Three squadrons of U.S. Army Air Force B-17 Flying Fortress bombers were deployed to Cloncurry, Australia, during World War II. (Seth Robson/Stars and Stripes)
CLONCURRY, Australia — Australian troops and their U.S. Marine Corps guests will host an open house this week to give residents of this Outback mining and ranching town a closer look at the service members and their equipment.
Members of the 2,500-strong Marine Rotational Force-Darwin are training in Cloncurry, in northwest Queensland, as part of the biennial Talisman Sabre exercise. This year’s drills, which began July 13 and run through Aug. 4, involve more than 35,000 personnel from 19 countries.

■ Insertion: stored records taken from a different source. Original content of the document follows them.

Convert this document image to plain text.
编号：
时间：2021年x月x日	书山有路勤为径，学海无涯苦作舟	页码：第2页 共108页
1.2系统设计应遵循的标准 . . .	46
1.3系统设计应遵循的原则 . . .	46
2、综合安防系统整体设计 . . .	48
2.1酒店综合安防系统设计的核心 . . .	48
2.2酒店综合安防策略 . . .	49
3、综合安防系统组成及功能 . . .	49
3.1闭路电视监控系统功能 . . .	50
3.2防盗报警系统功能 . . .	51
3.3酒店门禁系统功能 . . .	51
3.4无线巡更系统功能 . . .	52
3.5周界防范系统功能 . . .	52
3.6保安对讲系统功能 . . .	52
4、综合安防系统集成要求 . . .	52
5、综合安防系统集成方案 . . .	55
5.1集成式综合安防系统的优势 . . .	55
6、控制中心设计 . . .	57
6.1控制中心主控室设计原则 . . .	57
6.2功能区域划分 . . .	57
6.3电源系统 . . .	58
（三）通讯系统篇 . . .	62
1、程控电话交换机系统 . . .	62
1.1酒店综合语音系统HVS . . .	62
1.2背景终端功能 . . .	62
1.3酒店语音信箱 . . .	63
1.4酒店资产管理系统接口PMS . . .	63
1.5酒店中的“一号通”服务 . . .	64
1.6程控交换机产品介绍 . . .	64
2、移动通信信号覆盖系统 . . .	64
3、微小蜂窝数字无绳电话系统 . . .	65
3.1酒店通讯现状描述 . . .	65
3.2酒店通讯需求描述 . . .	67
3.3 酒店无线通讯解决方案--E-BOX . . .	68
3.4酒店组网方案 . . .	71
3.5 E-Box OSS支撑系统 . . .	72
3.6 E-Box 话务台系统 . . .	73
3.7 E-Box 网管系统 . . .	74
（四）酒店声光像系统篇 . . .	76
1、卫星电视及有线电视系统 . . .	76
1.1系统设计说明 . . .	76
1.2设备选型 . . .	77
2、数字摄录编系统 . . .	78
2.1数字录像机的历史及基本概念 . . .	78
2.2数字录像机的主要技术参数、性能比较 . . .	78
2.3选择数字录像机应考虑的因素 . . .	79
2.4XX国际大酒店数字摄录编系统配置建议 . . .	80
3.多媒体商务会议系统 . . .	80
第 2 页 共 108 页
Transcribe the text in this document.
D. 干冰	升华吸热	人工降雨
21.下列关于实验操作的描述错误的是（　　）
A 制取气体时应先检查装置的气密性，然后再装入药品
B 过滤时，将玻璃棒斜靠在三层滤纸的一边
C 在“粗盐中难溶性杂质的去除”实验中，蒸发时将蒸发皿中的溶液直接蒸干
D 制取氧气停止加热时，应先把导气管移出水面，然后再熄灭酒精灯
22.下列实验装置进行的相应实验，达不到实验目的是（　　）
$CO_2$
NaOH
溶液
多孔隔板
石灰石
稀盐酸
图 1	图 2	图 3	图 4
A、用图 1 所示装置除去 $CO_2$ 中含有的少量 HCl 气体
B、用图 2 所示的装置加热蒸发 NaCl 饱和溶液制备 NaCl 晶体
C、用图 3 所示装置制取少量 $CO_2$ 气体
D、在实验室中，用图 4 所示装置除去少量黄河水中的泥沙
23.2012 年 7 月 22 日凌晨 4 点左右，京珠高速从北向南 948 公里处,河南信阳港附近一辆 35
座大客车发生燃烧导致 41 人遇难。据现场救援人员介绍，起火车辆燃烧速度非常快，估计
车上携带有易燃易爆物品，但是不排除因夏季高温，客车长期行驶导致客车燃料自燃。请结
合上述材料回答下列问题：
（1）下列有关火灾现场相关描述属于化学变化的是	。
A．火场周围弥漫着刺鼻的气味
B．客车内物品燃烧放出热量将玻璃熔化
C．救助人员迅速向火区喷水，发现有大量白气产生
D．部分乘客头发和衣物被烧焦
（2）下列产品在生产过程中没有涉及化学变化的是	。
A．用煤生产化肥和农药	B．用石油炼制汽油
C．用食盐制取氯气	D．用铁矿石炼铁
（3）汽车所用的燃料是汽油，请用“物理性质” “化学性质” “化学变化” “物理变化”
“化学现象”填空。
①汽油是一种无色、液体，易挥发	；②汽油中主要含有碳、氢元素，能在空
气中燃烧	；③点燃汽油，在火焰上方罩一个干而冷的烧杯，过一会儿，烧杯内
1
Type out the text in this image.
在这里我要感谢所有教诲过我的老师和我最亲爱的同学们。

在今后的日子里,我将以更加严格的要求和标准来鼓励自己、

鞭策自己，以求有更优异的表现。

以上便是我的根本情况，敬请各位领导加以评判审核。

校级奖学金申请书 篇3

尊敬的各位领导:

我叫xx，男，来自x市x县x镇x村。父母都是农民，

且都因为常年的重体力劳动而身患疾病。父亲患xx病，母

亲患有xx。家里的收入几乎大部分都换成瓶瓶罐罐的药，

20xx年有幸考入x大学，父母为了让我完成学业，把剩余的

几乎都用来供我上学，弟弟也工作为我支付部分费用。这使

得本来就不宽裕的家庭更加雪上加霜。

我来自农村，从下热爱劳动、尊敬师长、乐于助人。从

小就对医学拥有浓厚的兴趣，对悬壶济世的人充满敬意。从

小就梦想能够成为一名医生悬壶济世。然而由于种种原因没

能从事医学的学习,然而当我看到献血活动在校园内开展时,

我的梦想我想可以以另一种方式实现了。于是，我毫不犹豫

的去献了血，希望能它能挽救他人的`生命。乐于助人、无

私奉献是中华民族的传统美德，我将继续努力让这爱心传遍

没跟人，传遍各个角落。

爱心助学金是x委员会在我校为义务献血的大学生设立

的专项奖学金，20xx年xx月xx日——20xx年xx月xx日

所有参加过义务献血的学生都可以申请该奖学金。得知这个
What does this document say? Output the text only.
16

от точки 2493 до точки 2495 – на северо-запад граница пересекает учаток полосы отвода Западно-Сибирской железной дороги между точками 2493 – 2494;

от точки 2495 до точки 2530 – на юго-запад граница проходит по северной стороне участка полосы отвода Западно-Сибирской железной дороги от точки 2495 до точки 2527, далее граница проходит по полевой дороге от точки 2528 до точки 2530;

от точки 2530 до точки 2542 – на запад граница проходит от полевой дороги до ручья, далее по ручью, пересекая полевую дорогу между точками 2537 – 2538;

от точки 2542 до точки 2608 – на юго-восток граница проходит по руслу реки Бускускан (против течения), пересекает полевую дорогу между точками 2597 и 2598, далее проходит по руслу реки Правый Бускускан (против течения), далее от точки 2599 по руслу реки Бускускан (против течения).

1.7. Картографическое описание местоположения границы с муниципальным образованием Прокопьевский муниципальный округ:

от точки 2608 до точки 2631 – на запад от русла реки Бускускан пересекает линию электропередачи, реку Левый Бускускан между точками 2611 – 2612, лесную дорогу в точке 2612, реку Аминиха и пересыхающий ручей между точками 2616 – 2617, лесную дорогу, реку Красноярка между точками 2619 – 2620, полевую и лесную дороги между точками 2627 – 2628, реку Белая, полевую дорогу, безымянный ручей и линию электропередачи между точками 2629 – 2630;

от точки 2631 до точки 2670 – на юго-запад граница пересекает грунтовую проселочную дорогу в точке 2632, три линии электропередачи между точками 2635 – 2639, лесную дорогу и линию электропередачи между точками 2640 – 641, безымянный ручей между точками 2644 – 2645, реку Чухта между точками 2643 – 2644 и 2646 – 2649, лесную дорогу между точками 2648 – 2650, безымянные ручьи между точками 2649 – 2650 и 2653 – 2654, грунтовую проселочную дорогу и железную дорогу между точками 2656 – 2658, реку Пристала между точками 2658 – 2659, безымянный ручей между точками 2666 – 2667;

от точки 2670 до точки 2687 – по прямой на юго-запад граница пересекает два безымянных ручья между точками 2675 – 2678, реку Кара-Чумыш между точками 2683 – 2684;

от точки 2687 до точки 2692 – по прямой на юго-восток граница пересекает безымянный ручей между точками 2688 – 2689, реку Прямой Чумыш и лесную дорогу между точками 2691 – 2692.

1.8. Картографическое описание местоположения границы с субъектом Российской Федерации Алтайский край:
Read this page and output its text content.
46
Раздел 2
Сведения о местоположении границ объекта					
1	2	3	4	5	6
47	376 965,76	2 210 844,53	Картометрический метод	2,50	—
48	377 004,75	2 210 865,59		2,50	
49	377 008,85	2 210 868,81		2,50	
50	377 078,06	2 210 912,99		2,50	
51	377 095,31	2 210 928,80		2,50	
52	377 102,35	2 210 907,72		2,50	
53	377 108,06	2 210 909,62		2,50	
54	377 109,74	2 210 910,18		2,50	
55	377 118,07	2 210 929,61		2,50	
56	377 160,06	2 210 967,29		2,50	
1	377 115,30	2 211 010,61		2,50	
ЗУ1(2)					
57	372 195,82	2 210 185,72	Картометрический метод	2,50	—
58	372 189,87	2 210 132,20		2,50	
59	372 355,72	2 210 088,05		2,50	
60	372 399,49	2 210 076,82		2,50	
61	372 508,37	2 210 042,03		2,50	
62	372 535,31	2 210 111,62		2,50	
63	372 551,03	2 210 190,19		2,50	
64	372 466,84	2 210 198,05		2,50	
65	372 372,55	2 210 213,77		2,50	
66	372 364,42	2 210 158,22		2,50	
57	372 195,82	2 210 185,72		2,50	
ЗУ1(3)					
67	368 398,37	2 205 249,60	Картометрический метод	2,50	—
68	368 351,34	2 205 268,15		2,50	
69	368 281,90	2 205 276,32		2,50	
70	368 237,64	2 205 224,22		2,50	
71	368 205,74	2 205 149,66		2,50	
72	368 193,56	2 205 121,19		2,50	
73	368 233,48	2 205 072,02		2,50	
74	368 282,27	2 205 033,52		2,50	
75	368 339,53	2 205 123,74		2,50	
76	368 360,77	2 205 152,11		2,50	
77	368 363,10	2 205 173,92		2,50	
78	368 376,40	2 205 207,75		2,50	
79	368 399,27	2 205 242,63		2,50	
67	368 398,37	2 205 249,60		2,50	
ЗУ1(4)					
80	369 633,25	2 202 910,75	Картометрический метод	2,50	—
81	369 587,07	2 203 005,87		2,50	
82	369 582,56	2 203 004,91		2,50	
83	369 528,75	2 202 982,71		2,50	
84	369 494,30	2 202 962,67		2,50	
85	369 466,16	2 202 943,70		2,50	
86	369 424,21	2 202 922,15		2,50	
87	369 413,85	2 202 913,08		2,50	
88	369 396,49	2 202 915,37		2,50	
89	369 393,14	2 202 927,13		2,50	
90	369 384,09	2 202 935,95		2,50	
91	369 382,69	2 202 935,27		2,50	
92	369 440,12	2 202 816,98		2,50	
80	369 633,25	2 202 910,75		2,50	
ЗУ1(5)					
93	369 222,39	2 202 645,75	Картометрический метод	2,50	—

On Friday night, Australian soldiers, along with air traffic control and support Marines, captured Cloncurry Airport, which stood in for an enemy-held island base. More Marines arrived on Sunday to defend the facility.
The troops are preparing to host an open house at the airport on Thursday, rotational force spokesman Capt. Johnny Fischer told Stars and Stripes near the runway on Sunday as a crowd of locals watched from a parking lot.
The open house will give the community a chance to talk to Marines and view MV-22 Osprey aircraft, tactical vehicles and weapons systems, he said.
Talisman Sabre is a boost for the area and locals are excited about the open house, Cloncurry Mayor Greg Campbell wrote in an email Tuesday from his office.
“Our central location between Darwin, Townsville, and the Gulf of Carpentaria (on Australia’s northern coast) makes Cloncurry a very strategic point, prefect for this exercise,” he said.
A rotational force member, Cpl. Allan Sanders — a former Beverly Hills security guard from Los Angeles — was part of a five-Marine team controlling air traffic into Cloncurry on Sunday.
The Marines arrived on Ospreys with Australian soldiers from the Northern Territory during the raid to capture the airfield from other Marines roleplaying as the enemy, he said.
The Marines and Australians have been trading patches and getting on well, Sanders said.
“They think we’re all hard chargers,” he said.
U.S. troops have a history in Cloncurry, 840 miles southeast of Darwin, on the northern Australia coast. Three squadrons of U.S. Army Air Force B-17 Flying Fortress bombers from the 19th Bombardment Group (Heavy) deployed here in the 1940s, according to an inscription on a plaque near the town’s library.
One American service member stationed there described the town as “a hot, dry place with a million flies per cubic foot of air,” according to the inscription.
The Marines’ visit is the talk of Cloncurry, a town that boasts at least four pubs where some of the 3,000-plus residents gather like thirsty kangaroos around billabongs in the evenings.
The Marines can expect a warm welcome from Bob Davis, a former Australian soldier and the proprietor of the Wagon Wheel Motel near the town center. The business was founded in 1876 as the Prince of Wales Hotel, he told Stars and Stripes from behind the reception desk Saturday.
The Marines helped Davis in 2021 when he was a contractor providing fuel to the U.S. Embassy in Kabul, Afghanistan, he recalled. A Marine allowed the Australian to pass at Kabul International Airport’s Abbey Gate to reach an evacuation flight after the Taliban captured the city.
Ten days later, a suicide bomber attacked the gate, killing 11 U.S. Marines, a sailor, a soldier and 169 civilians.
“I owe the Marines,” the Australian said.
However, despite some people’s concerns about Chinese aggression in the Indo-Pacific, Cloncurry doesn’t need a permanent American presence, Davis said.
“The best way to counter any threat is to have good trading relations with nations,” he added.